Confidentiality and Duty to Protect
If you share suicidal thoughts with a therapist, you might wonder what happens to your privacy. Mental health professionals have a legal and ethical obligation to protect clients from harm, and when suicide risk is elevated, that obligation can override confidentiality. The general legal standard is proportional: the greater the danger, the greater the care expected. A therapist hearing about passive, fleeting thoughts will respond differently than one hearing about a specific plan.

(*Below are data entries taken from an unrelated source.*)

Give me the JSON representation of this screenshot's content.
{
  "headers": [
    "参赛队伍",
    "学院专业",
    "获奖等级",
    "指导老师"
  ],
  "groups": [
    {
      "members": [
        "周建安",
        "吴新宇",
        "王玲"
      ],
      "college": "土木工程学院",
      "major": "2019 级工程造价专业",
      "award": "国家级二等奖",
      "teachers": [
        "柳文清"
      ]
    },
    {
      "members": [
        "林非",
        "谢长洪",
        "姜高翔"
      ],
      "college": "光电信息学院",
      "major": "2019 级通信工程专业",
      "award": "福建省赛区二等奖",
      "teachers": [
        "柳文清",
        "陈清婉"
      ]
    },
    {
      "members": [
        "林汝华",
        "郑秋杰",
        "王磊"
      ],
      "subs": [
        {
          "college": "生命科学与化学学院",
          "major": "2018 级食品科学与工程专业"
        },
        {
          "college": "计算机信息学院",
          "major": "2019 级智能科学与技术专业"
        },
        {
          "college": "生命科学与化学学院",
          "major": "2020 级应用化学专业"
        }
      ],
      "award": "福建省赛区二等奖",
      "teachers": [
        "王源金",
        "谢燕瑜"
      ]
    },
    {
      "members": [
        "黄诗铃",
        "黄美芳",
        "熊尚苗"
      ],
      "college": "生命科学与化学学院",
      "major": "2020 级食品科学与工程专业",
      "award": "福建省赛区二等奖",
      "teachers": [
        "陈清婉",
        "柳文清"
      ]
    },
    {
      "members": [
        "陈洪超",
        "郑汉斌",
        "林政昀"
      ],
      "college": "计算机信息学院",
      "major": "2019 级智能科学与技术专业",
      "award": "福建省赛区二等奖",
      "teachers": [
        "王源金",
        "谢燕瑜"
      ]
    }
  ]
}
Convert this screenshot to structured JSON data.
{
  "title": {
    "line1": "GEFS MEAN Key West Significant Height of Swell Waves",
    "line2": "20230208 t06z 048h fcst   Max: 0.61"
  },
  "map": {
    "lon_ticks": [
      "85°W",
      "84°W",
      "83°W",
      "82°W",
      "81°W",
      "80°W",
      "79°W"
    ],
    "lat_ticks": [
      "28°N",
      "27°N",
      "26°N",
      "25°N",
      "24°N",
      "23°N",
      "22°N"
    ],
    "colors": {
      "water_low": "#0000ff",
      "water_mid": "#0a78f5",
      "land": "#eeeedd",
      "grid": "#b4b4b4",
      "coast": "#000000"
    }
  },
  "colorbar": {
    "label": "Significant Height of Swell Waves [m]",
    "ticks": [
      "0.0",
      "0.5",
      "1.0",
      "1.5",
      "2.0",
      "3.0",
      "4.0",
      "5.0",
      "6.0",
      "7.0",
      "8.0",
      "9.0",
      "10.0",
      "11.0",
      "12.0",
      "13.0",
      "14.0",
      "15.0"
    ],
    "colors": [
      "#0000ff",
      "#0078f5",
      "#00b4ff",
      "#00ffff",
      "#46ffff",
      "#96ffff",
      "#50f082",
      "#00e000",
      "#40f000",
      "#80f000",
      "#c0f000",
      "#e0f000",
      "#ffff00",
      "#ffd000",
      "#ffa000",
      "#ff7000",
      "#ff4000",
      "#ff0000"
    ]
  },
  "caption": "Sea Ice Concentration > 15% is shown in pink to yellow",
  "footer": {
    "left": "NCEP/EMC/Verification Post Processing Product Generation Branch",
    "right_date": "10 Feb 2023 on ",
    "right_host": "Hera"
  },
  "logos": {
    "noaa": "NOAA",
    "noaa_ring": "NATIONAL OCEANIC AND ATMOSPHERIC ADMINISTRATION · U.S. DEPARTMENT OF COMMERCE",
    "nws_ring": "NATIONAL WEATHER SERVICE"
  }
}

Common steps when risk is high include contacting family members, recommending hospitalization, or helping restrict access to dangerous means. Courts have consistently viewed these responses as reasonable, low-cost interventions relative to the potential harm they prevent. This isn’t meant to discourage honesty in therapy. Disclosing suicidal thoughts is one of the most important things you can do, and therapists are trained to respond with care rather than alarm.
Other Meanings of SI in Psychology
Social Intelligence
SI sometimes refers to social intelligence, a concept popularized by Daniel Goleman. It describes the ability to navigate social situations effectively and breaks into two broad domains. Social awareness is what you sense about others: reading someone’s emotional state instantly, accurately understanding their feelings and thoughts, and grasping complicated social dynamics. Social facility is what you do with that awareness, including presenting yourself effectively, influencing others, showing genuine concern, and interacting smoothly at a nonverbal level. Both domains operate on a spectrum from instinctive, automatic responses to more deliberate, complex social reasoning.
Sensory Integration
In developmental and occupational therapy contexts, SI can stand for sensory integration, a framework developed in the 1970s by occupational therapist A. Jean Ayres. Sensory integration describes how the brain organizes and responds to input from the senses. Children with sensory processing difficulties may find certain sounds unbearably loud, be overwhelmed by bright lights, or struggle with motor skills, balance, and hand-eye coordination. Some seek out intense sensory experiences through behaviors like rocking, head banging, or mouthing nonfood objects. Sensory integration therapy aims to raise a child’s tolerance for sensory-rich environments, ease transitions, and support more adaptive behavior. This meaning of SI is most common in discussions about autism spectrum disorders and childhood development.